Tuesday, December 7, 2010

The Politics of a Flame-Thrower

I might as well let you readers know right up front what my politics are, so that, if I'm likely to make you angry, you can stop reading now and find other blogs that you'll be more likely to approve of. I don't care to make people angry; I'd rather you went off and enjoyed a peaceful nap. But I am often angry myself--at the cynical politicians, at the ignorant electorate, at the kneejerk pundits.

Perhaps I can best sum up my politics this way: I stand to the left of Barack Obama, to the left of Hillary Clinton, usually even to the left of Russ Feingold, Dennis Kucinich, Barney Frank, and Bernie Sanders. If you don't know who the last four people are, you need to brush up on your current events. More on some of my positions in a bit.

I have little respect for conservative politicians; they have, forever, voted to keep the powerful powerful and the rich rich, and to help the powerful and the rich exploit the weak and the poor. Over the last century, conservatives have voted against right-to-unionize laws, against Social Security, against Medicare, against the Civil Rights Act, against the Environmental Protection Act, against occupational-safety laws, against consumer protection laws, against the American Disabilities Act, and against bank regulation. As my favorite economist, Paul Krugman, says, today's conservatives would like nothing better than to return to the Gilded Age, before unions, before the income tax, to the days of scrip and the company store. If you don't know what scrip and the company store are, you need to brush up on your history. (I do have some disagreements with Krugman about President Obama, whom I like a lot. More on that in future posts.)

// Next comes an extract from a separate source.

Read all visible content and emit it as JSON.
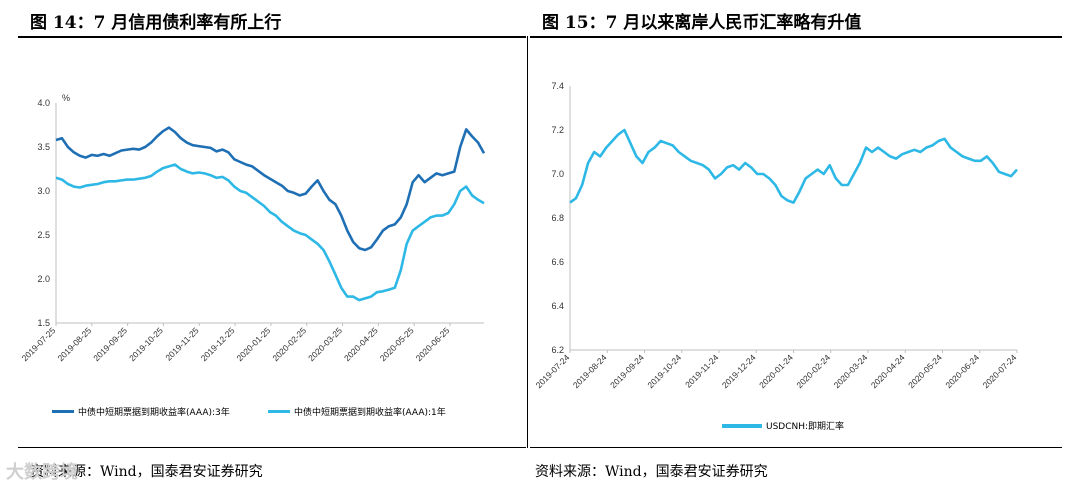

So I don't care for conservatives, except for George Will and David Brooks, whom I like. I also liked William F. Buckley and Barry Goldwater, both honorable men. I would enjoy having dinner with Will, Brooks, or Buckley. On the other hand, I would be tempted to spit in John Boehner's food and knock Jim DeMint's wine in his lap. I think the Tea Party is made up of ignorant shlubs being manipulated by behind-the-scenes millionaires like the Koch brothers.

Here are just three of the things I believe that put me on the burning left edge of left-wing opinion:
  • that all gods, capitalized or otherwise, should be taken off our money and that our children should not be pressured to say a little nazi-like loyalty oath each morning in public schools--especially one that contains the words "under God."
  • that the country would be better off with a constitutional amendment mandating a maximum wage: i.e., no one in the country would be allowed to make more than 100 times more money than a minimum-wage worker who works a 40-hour week. If a minimum-wage worker earns $15,000 per year, no one--not the bankers with their bonuses, not Bill Gates (whom I like)--would be permitted to earn more than $1.5 million. Watch how fast the minimum wage would go up if that were enacted!
  • that no one in a courtroom should ever be required to stand when a judge enters; this is an infuriating vestige of European and British class rule, when commoners had to kneel (or stand) before lords and kings. The judge may represent the judicial system, but the defendant represents the public; as a "public servant," the judge, if anything, should be required to stand when the defendant and the spectators enter the courtroom.
Those are three of my more, shall we way, entertaining political positions. Having listed them, let me say that I have no hopes of them ever being made law in my lifetime. I am, after all, a realist.

Which is why I still like Barack Obama, whereas many of my left-wing friends have abandoned him. While he has not always pursued policies that I think would be best (national health care, withdrawal from Afghanistan, a rise in the tax rates of everyone who owns two tv sets), I think he has done the best he can, given that he's dealing with a cynical, monolithic Republican Party, a cowardly Democratic Party, anachronistic Senate rules, and an ignorant electorate. Oh, yes, I'm also a pointy-headed Ivy League elitist.